Pero en los últimos atentados
hemos visto un giro dramático en los métodos y en los autores. Nos han empezado
a hablar de los lobos solitarios, individuos sin antecedentes, sin
afiliaciones, normalmente marginados, excluidos sociales o personas con unas
taras psicológicas difíciles de detectar. Estos individuos son los posibles
terroristas por simpatía, o por sintonía, o por vibración.
Personas aparentemente normales,
unas más aparentemente que otras, con una necesidad compulsiva de sentirse
reconocidos, valorados, importantes por algo o para alguien, y que no reparan
en medios ni consecuencias para lograrlo.
No son terroristas que puedan ser
detectados previamente por el sistema tradicional. Seguramente, la mayoría, no
habrán visitado nunca una mezquita, una iglesia o una pagoda. Seguramente, la
gran mayoría, no se han afiliado al estado islámico, a un grupo de ultraderecha
o a los talibanes afganos. Solo son parias, enfermos psicológicos, tarados
morales, que se sienten minusvalorados por una sociedad, `por un entorno, que
no les reconoce su enfermiza grandeza.
No son distintos de los
adolescentes que un buen día se echan a la calle, se echan un arma a la cara y
disparan contra todo lo que se mueva. No son distintos de esos pilotos que
estrellan su avión por algún motivo reivindicativo o de ese conductor que se
pone a circular en sentido contrario.
No son distintos, efectivamente,
pero si lo es la consecuencia de sus actos, porque a sus muertos se unirán más
muertos por efecto simpático.
No hace falta una
infraestructura. No hace falta un armamento sofisticado. Ni siquiera hace falta
un arma, basta con cualquier objeto que mate, un camión, un cuchillo o un
madero lo suficientemente contundente. Cualquier objeto susceptible de matar a
un semejante. Y ya tenemos un terrorista en potencia. Basta con que se
considere además un iluminado, un elegido y los mimbres para otra desgracia ya
están tejidos. Ya tenemos un nuevo atentado en ciernes. Solo hay que esperar a
ver cuándo y dónde explota. El hecho de que se le de tanta cobertura,
fundamental para su auto reivindicación, y que alguna infausta organización lo
acoja como suyo, aunque ni haya oído jamás hablar de él ni le importe una
mierda, ya es suficiente motivación para ellos.

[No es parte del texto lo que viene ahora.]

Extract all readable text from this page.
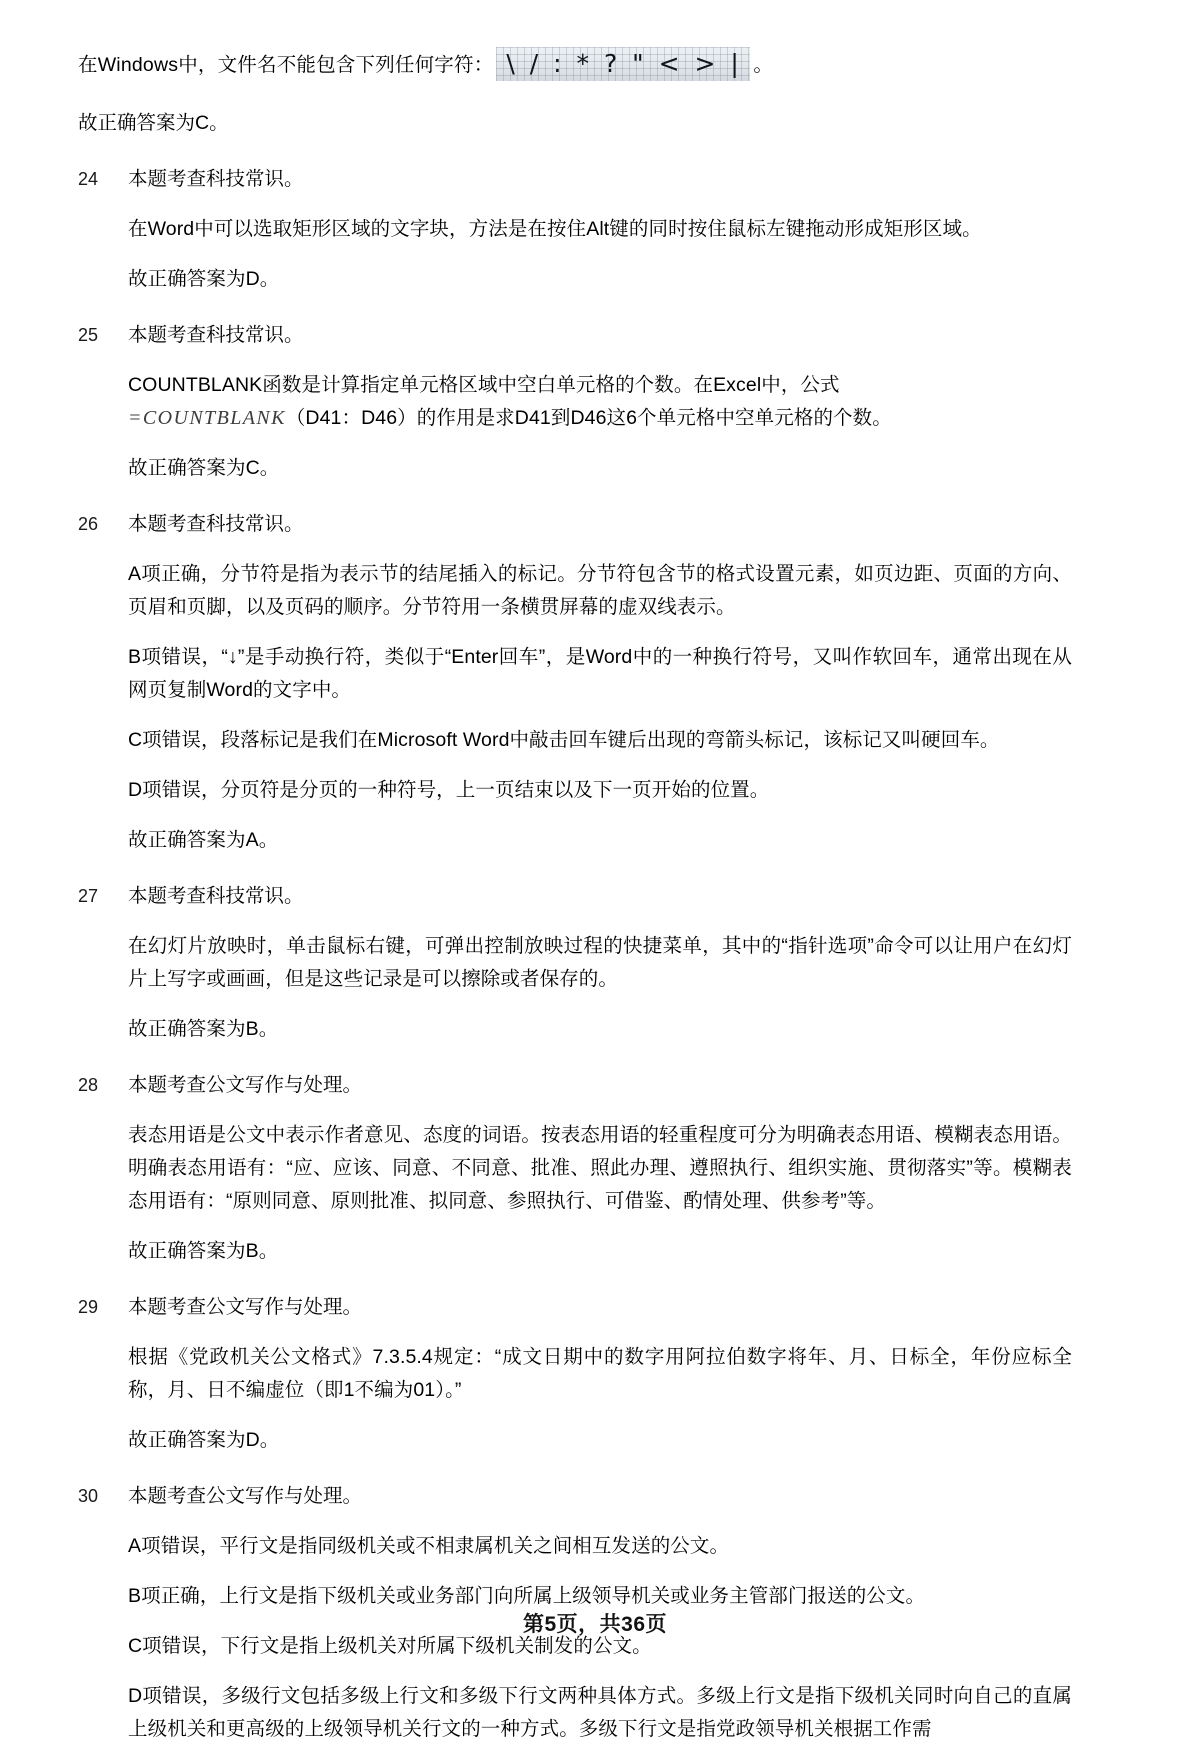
在Windows中，文件名不能包含下列任何字符： \ / : * ? " < > | 。
故正确答案为C。
24	本题考查科技常识。
在Word中可以选取矩形区域的文字块，方法是在按住Alt键的同时按住鼠标左键拖动形成矩形区域。
故正确答案为D。
25	本题考查科技常识。
COUNTBLANK函数是计算指定单元格区域中空白单元格的个数。在Excel中，公式
=COUNTBLANK（D41：D46）的作用是求D41到D46这6个单元格中空单元格的个数。
故正确答案为C。
26	本题考查科技常识。
A项正确，分节符是指为表示节的结尾插入的标记。分节符包含节的格式设置元素，如页边距、页面的方向、页眉和页脚，以及页码的顺序。分节符用一条横贯屏幕的虚双线表示。
B项错误，“↓”是手动换行符，类似于“Enter回车”，是Word中的一种换行符号，又叫作软回车，通常出现在从网页复制Word的文字中。
C项错误，段落标记是我们在Microsoft Word中敲击回车键后出现的弯箭头标记，该标记又叫硬回车。
D项错误，分页符是分页的一种符号，上一页结束以及下一页开始的位置。
故正确答案为A。
27	本题考查科技常识。
在幻灯片放映时，单击鼠标右键，可弹出控制放映过程的快捷菜单，其中的“指针选项”命令可以让用户在幻灯片上写字或画画，但是这些记录是可以擦除或者保存的。
故正确答案为B。
28	本题考查公文写作与处理。
表态用语是公文中表示作者意见、态度的词语。按表态用语的轻重程度可分为明确表态用语、模糊表态用语。明确表态用语有：“应、应该、同意、不同意、批准、照此办理、遵照执行、组织实施、贯彻落实”等。模糊表态用语有：“原则同意、原则批准、拟同意、参照执行、可借鉴、酌情处理、供参考”等。
故正确答案为B。
29	本题考查公文写作与处理。
根据《党政机关公文格式》7.3.5.4规定：“成文日期中的数字用阿拉伯数字将年、月、日标全，年份应标全称，月、日不编虚位（即1不编为01）。”
故正确答案为D。
30	本题考查公文写作与处理。
A项错误，平行文是指同级机关或不相隶属机关之间相互发送的公文。
B项正确，上行文是指下级机关或业务部门向所属上级领导机关或业务主管部门报送的公文。
C项错误，下行文是指上级机关对所属下级机关制发的公文。
D项错误，多级行文包括多级上行文和多级下行文两种具体方式。多级上行文是指下级机关同时向自己的直属上级机关和更高级的上级领导机关行文的一种方式。多级下行文是指党政领导机关根据工作需
第5页，共36页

En este caso sería importante
revisar la información. En este caso la primera batalla a ganar es la batalla
de los nombres, la batalla de las palabras. De esto sabemos bastante en España
que no empezamos a ganar nuestra guerra hasta que no llamamos terroristas y
asesinos a los que lo eran. Y, convencido como estoy, me voy a mojar y voy a
sugerir que se quite la denominación de acto terrorista a estos últimos
perpetrados en Francia o Alemania. No basta con que el ejecutante sea musulmán,
o diga serlo, o tenga nombre musulmán, o proceda de un país con mayoría
musulmana y mate gente para que automáticamente una barbaridad se convierta en
un acto sea terrorista.
Yo titularía: “Un enfermo
perpetra un nuevo acto de barbarie creyéndose un terrorista”. Seguro que nadie
reivindicaría al enfermo, seguro que los otros enfermos no se van a sentir
simpáticamente llamados. Convirtamos la simpatía en antipatía y habremos ganado
la primera batalla. Llamemos a las cosas por su nombre y el efecto llamada
pasará a ser un efecto susurro, o, incluso, un efecto rechazo.
A un heroico terrorista, para los
suyos, solo lo separa de un enfermo social, sin suyos que lo aclamen o le
reivindiquen, la forma de llamarlo y la verdadera motivación de sus actos.